Mais, dit-il, la balle était déjà lancée et il n’était plus question de faire marche arrière. Car, insiste-t-il, deux choix s’offrent aux candidats dans ce cas de figure : prendre la mer ou la balle.

« Tu es obligé de choisir la mer. Si la mort te trouve là-bas tu diras que tu t’es vu dans ça, mais tu ne t’attendais pas. Mais quand tu choisis la balle, là c’est rapide. Tout le monde est obligé de choisir la mer. Nous, quand on nous a lancé ce jour, trois barques. L’autre, au bout de 3 heures de parcours sur la mer a disparu. Les autres maintenant c’était la souffrance, les pleurs. Nous, le bateau qu’on a emprunté, on nous dit d’abord: vous avez  pris énormément de risque parce qu’actuellement, l’Italie a interdit aux immigrants de rentrer et vous, vous empruntez le chemin de la mer. Ils n’ont pas accepté de nous prendre. On a continué jusqu’à épuiser notre carburant. On avait plus de carburant, on était intact sur l’eau. Maintenant, il y a un second bateau qui est venu nous prendre sur la mer. Dès qu’on s’est embarqué abord du bateau, on a vu un hélico venir de l’Italie. Ils ont demandé pourquoi vous les embarquez alors qu’il est dit de ne même pas leur donner des gilets de sauvetage à plus forte raison, les embarquer. Sur le champ,  le capitaine nous dit : ah on ne peut pas vous envoyer  vers l’Europe. On nous demande de retourner vers la Libye. C’est ainsi qu’on nous a ramené encore sur le continent africain. Malgré tout ça même de retour  en Libye, on a eu encore des tortures dans les prisons. L’unique ration qu’on vous donne par jour qu’on appelle dans notre jargon  » Macronie » quand vous prenez deux cuillerées ça, c’est pour toute la journée. L’eau aussi comment on faisait? C’est dans la douche. On l’envoie une fois par jour. Dès que ça vient, tout le monde en profite. Si vous n’avez pas la force, vous ne pouvez pas avoir de l’eau. Même moi, une fois j’ai eu le vertige dû à la fatigue je suis tombé dans la cour. Les plus forts ont eu pitié de moi à cause de mon état. Avant qu’on ne quitte là-bas, beaucoup sont tombés malades dans les prisons libyennes. D’abord, vous êtes mal alimentés. C’est une politique pour eux. Ils se disent quelque part s’ils sont bien approvisionnés pour ne pas que certains fuient. Et quand on nous a demandé ceux qu’ils veulent retourner dans leur pays volontairement qu’il y a l’OIM pour nous aider, moi je me suis inscrit sur cette liste-là. C’est ainsi la grande partie de cette équipe est  revenue. On a jugé nécessaire si ça n’a pas marché pour rentrer en Europe, on préfère alors rentrer chez nous» se souvient encore le jeune migrant retourné.
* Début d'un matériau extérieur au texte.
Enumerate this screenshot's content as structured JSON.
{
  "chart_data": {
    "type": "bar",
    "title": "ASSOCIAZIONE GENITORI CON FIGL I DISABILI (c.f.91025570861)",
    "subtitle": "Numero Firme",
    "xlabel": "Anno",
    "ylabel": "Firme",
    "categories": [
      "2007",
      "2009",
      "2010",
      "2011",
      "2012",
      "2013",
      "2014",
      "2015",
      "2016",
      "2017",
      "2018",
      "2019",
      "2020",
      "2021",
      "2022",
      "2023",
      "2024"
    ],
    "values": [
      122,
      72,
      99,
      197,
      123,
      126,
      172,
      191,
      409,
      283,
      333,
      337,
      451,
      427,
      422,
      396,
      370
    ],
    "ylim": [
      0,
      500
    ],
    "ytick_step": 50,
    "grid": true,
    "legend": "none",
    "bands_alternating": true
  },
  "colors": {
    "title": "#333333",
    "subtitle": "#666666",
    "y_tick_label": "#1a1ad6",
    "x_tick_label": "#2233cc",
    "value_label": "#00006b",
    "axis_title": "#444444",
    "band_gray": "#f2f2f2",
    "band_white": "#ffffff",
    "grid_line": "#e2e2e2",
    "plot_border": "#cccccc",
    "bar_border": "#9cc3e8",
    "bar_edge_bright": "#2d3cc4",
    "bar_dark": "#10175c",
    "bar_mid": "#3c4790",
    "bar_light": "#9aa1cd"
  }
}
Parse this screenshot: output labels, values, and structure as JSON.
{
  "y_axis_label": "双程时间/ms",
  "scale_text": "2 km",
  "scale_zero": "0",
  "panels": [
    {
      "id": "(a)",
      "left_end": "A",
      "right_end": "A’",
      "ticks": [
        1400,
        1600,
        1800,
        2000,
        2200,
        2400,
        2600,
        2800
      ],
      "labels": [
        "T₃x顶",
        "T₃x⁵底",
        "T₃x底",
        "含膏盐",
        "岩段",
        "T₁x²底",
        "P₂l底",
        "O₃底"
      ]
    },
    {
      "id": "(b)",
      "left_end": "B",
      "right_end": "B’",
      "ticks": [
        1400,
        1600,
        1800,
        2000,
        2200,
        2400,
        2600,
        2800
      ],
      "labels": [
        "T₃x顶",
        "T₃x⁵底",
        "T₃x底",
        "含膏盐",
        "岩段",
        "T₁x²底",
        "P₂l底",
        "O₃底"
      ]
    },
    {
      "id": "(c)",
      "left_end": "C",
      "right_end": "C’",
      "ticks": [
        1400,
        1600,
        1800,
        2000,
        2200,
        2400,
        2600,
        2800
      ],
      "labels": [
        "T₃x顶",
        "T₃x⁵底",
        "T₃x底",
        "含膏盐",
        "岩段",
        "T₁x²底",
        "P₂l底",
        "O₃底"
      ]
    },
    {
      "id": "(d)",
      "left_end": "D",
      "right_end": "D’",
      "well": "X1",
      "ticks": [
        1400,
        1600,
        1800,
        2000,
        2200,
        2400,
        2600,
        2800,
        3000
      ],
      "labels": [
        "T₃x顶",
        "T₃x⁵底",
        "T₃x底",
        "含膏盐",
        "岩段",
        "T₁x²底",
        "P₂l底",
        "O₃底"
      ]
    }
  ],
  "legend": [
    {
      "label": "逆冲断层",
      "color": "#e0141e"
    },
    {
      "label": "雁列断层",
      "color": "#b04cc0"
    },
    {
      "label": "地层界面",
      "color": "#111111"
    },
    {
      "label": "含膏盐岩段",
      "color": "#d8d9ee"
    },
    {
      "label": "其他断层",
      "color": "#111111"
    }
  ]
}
L’unique conseil que Fara Camara a à lancer aujourd’hui à l’endroit de la jeunesse guinéenne et africaine est d’opter pour la voie légale pour rejoindre l’Europe.

« Sinon, il y a tellement de morts, des disparus. Donc évitons le chemin illégal. Et sachez que nous pouvons rester chez nous aussi et réussir ici. C’est possible avec le courage et la motivation. J’espère que ça peut aller. Et surtout avec zéro complexe parce que ce qui nous fatigue aussi c’est trop de complexité » conseille-t-il.